For Macintosh fans, Heuris Logic Inc. provides the Indie HD Toolkit that lets you import and export HDV into Apple's QuickTime environment so editors can bring the material into applications such as Final Cut Pro. The complete HD Toolkit contains three modules. Heuris is already marketing XtractorHDV, which takes data from the HDV camera via FireWire and puts it on the desktop so it can be imported into Final Cut Pro. The company is also offering XtoHD, which transfers the MPEG-2 transport streams across IEEE-1394 back to the camera or a D-VHS deck for playback. On Feb. 1, the company released XportHD to re-encode the data from QuickTime back to 720p. All three components sell for just $499.

"Basically what is stored on the JY-HD10U camera is not something that QuickTime can deal with because there is just too much information," explains Brian Quandt, president and CEO of Heuris. "So we remove the headers and take the material out of the internal HDV format and underneath we find an MPEG file that we write to the desktop. That's what QuickTime can read and import into Final Cut Pro."

HD Toolkit doesn't require any special hardware. In fact, although the specs call for a dual 1.2 GHz Mac running OS X, Quandt uses his old 1 GHz 12-inch PowerBook for demos.

Another alternative is available from Ulead Systems, which has been editing MPEG in its native format for more than three years. As of Feb. 27, an HDV plug-in will be available for its Media Studio Pro 7 editing application for $299 that can capture the HDV transport stream and edit it on the timeline in MPEG as a program stream, "as if it were any other piece of video," says Travis White, product marketing manager at Ulead. "We can decode the GOP and create new I-frames at the cut point. That gives you frame accuracy without first transcoding the MPEG."

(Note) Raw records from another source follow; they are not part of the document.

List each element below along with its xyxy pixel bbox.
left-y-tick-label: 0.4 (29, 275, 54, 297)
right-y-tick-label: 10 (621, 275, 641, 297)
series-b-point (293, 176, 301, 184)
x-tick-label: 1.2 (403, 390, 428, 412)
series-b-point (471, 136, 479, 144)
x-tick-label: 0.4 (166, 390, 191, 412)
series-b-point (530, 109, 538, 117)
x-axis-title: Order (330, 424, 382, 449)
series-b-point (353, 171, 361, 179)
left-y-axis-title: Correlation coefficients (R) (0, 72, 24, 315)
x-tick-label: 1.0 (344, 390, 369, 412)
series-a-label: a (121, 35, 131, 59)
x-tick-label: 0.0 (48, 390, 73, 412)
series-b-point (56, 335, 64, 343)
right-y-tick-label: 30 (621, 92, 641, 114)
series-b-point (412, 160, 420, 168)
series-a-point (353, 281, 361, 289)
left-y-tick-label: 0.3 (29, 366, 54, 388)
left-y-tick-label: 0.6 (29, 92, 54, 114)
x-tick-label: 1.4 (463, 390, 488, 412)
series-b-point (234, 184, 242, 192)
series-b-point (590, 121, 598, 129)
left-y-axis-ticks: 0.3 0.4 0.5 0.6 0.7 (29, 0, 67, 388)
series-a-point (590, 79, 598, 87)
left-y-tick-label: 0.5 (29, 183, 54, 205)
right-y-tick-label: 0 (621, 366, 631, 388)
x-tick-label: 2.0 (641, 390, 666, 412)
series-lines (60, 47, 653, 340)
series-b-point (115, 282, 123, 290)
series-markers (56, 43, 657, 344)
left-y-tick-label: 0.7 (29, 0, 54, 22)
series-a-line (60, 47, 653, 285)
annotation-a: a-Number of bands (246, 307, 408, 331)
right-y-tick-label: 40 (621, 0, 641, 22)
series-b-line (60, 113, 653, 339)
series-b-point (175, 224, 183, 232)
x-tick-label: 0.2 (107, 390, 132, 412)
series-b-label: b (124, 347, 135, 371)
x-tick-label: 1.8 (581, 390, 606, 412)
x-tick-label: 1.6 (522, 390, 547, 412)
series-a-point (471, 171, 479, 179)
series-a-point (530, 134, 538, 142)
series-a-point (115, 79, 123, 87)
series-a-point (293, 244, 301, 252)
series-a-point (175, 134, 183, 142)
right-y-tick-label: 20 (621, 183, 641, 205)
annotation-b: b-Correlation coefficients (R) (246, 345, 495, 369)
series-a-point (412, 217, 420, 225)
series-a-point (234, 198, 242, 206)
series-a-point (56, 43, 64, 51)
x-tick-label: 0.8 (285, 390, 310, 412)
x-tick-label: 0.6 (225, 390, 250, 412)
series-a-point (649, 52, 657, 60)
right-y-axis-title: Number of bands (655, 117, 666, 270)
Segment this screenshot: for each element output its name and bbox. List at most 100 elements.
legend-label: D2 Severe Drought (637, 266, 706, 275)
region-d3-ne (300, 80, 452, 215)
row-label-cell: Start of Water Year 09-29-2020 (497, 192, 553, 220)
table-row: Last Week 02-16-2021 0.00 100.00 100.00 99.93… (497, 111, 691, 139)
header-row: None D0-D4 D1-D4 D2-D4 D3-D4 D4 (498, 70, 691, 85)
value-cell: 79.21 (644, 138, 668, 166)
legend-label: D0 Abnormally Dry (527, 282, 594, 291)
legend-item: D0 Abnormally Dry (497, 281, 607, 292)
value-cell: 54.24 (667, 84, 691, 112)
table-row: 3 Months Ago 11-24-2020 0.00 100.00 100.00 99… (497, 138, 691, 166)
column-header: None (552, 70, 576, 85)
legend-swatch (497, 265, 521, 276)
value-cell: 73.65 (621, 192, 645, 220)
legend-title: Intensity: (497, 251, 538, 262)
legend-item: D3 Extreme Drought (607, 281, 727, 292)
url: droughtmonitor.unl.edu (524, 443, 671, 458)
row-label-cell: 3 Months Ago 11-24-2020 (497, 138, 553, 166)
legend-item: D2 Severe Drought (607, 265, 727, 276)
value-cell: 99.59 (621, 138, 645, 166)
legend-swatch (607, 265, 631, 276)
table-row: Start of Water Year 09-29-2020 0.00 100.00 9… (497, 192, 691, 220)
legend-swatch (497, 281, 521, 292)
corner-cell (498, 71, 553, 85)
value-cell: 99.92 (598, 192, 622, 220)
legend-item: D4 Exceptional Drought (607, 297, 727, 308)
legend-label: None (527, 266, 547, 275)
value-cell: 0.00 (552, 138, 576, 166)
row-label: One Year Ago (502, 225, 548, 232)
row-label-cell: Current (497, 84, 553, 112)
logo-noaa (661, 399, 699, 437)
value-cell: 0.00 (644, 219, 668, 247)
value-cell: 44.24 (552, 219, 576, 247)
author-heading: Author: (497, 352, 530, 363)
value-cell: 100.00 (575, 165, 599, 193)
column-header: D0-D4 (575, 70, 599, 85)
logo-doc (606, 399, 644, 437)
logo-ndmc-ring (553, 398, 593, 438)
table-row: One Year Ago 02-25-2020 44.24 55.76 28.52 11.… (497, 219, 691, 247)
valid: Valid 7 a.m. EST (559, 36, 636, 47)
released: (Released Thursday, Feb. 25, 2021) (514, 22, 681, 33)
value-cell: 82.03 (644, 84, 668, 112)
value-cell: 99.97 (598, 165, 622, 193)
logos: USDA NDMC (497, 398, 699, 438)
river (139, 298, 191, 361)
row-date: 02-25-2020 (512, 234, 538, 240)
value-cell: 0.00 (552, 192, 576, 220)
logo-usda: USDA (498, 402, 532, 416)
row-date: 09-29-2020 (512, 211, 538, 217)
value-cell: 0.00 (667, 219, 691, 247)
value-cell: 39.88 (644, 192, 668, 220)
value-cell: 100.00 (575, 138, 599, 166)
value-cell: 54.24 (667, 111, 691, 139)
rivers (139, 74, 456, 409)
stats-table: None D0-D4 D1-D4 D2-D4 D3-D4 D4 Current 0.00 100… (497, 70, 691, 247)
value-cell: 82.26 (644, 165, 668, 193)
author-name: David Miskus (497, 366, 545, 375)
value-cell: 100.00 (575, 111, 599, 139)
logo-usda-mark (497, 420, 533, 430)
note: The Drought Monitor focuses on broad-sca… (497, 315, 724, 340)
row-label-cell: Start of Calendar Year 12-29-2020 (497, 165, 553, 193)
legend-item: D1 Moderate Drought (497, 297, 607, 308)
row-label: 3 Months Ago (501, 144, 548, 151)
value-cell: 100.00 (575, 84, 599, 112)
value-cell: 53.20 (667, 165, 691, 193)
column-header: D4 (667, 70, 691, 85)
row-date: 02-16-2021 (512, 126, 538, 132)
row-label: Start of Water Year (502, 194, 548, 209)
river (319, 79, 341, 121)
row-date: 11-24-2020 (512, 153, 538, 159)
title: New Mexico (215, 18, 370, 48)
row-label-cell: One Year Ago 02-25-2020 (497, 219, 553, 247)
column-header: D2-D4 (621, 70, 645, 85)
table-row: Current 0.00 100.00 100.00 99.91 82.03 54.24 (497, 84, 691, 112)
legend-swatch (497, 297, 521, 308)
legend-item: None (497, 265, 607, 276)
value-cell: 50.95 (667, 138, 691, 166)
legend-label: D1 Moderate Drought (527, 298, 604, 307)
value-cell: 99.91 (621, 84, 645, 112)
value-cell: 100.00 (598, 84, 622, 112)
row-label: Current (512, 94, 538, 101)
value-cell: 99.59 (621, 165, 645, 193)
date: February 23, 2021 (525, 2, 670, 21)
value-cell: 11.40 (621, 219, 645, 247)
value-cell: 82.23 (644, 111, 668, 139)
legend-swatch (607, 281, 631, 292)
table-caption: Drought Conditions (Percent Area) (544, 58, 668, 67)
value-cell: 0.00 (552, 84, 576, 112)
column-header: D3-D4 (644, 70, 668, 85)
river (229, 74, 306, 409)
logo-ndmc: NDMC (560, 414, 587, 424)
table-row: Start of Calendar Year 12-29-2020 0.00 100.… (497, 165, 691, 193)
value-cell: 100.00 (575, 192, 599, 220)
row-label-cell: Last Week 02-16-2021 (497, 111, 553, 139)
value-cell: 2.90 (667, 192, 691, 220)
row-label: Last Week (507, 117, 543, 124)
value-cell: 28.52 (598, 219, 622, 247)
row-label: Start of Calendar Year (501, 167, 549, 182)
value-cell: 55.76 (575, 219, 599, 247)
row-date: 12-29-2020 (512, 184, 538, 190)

Because of the variable bitrate nature of MPEG, Ulead identifies the location of a cut point based on the time stamp, or presentation time, of the stream. Once there, they decipher the GOP and slice it where the edit is intended. Then Ulead's system decodes the GOP and re-encodes the last frame as an I frame to cap off the edit. That way nothing is lost, but the MPEG stream of HDV has been edited without the quality loss of transcoding.

So the idea of "HD for the Masses" is proving viable thanks in part to the emergence of the HDV format, and its acceptance will be accelerated as more companies enter into the fray. New HDV cameras will undoubtedly be seen at NAB along with supporting post-production systems. The resulting competition may open new horizons for affordable high-definition production.